Mientras espera con ilusión muchos años de supervivencia saludable, Angie agradece el amor y el apoyo de su familia, sus amigos y los miembros de su comunidad religiosa a lo largo de su camino contra el cáncer de mama. «Sé que vengo de un lugar privilegiado», reflexiona. «Tengo la suerte de tener una familia que me quiere. Tengo un buen seguro. Y muchas de las pequeñas cosas que me reconfortan.

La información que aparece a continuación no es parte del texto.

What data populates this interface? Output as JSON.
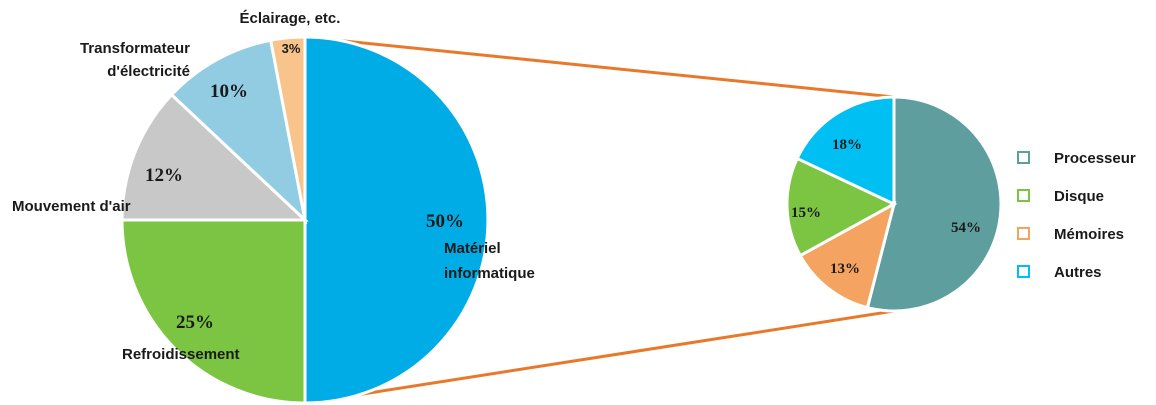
{
  "chart_data": [
    {
      "type": "pie",
      "categories": [
        "Matériel informatique",
        "Refroidissement",
        "Mouvement d'air",
        "Transformateur d'électricité",
        "Éclairage, etc."
      ],
      "label_lines": [
        [
          "Matériel",
          "informatique"
        ],
        [
          "Refroidissement"
        ],
        [
          "Mouvement d'air"
        ],
        [
          "Transformateur",
          "d'électricité"
        ],
        [
          "Éclairage, etc."
        ]
      ],
      "values": [
        50,
        25,
        12,
        10,
        3
      ],
      "value_labels": [
        "50%",
        "25%",
        "12%",
        "10%",
        "3%"
      ],
      "colors": [
        "#00ace6",
        "#7cc542",
        "#c8c8c8",
        "#92cce3",
        "#f9c48c"
      ]
    },
    {
      "type": "pie",
      "categories": [
        "Processeur",
        "Disque",
        "Mémoires",
        "Autres"
      ],
      "values": [
        54,
        15,
        13,
        18
      ],
      "slice_order": [
        "Processeur",
        "Mémoires",
        "Disque",
        "Autres"
      ],
      "value_labels": {
        "Processeur": "54%",
        "Disque": "15%",
        "Mémoires": "13%",
        "Autres": "18%"
      },
      "colors": {
        "Processeur": "#5e9e9e",
        "Disque": "#7cc542",
        "Mémoires": "#f4a460",
        "Autres": "#00bff3"
      },
      "legend": "right"
    }
  ],
  "connector_color": "#e8792b"
}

Pienso en otras personas de nuestra comunidad que carecen de recursos». Ella está agradecida por la confianza de su comunidad latina, muchos de los cuales han tendido la mano para compartir historias de sus propios diagnósticos, tratamiento, y vivir con las consecuencias de una enfermedad que «nunca se va realmente.» Aunque a las latinas se les diagnostica cáncer de mama en un 28 por ciento menos a que a las mujeres blancas, tienen un 30 por ciento más de probabilidades de morir a causa de la enfermedad.* El compromiso de Angie con su comunidad latina incluye ofrecerle apoyo, ánimo y empoderamiento para que tomen su propia salud -incluyendo su historial de salud- en sus manos. «Es sorprendente lo mucho que los miembros de la comunidad latina desconocen sus antecedentes familiares», señala. Angie pretende cambiar esa dinámica. «Usamos nuestras voces para contar nuestras historias», dice. «Cuanto más compartamos nuestras historias, menos solas se sentirán otras personas en situaciones similares».

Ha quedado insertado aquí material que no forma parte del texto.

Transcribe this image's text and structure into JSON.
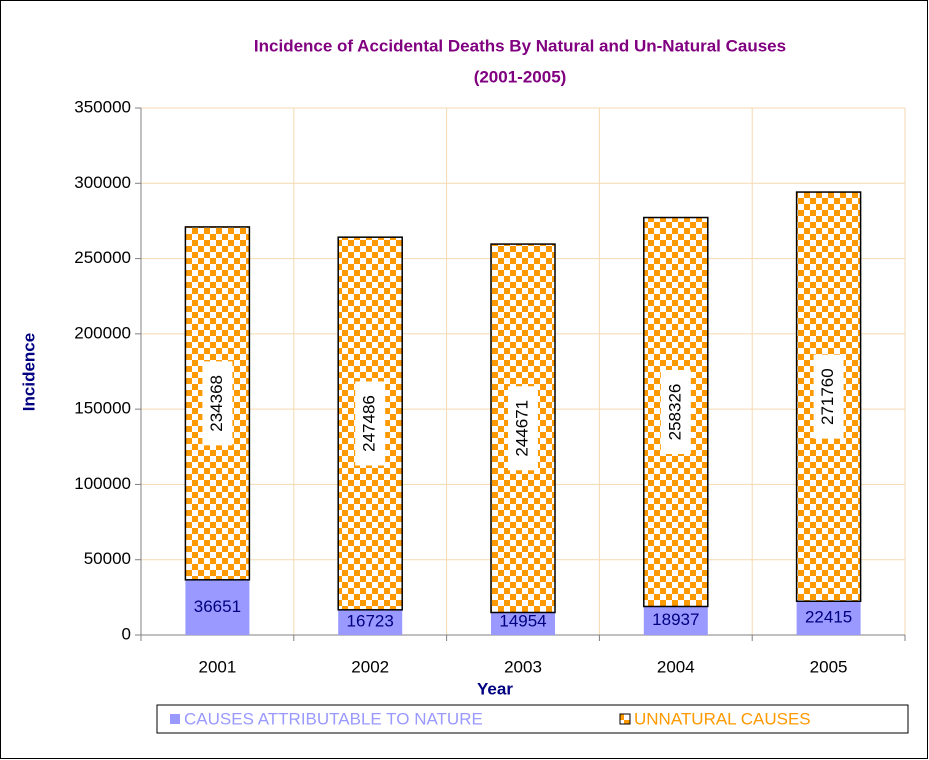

Una vez superado la mayor parte del tratamiento y con toda una vida de buena salud por delante, Angie ha adquirido una nueva perspectiva. Su fe se profundizó y, como resultado, fue al seminario y obtuvo un certificado avanzado. Sigue educándose y utilizando sus conocimientos para cambiar nuestra comunidad. En Ibero, mantiene la salud presente y futura de la organización creando un plan de sucesión y empoderando a otros para que se hagan cargo de ciertas responsabilidades. Esto permite un equilibrio saludable entre la vida laboral y personal. Al mismo tiempo, sigue utilizando su voz para hacer la diferencia en nuestra comunidad y anima a otros a hacer lo mismo.
Después de todo, sostiene Angie, «las voces diversas que se alzan al mismo tiempo para crear un cambio significativo son una fuerza a tener en cuenta».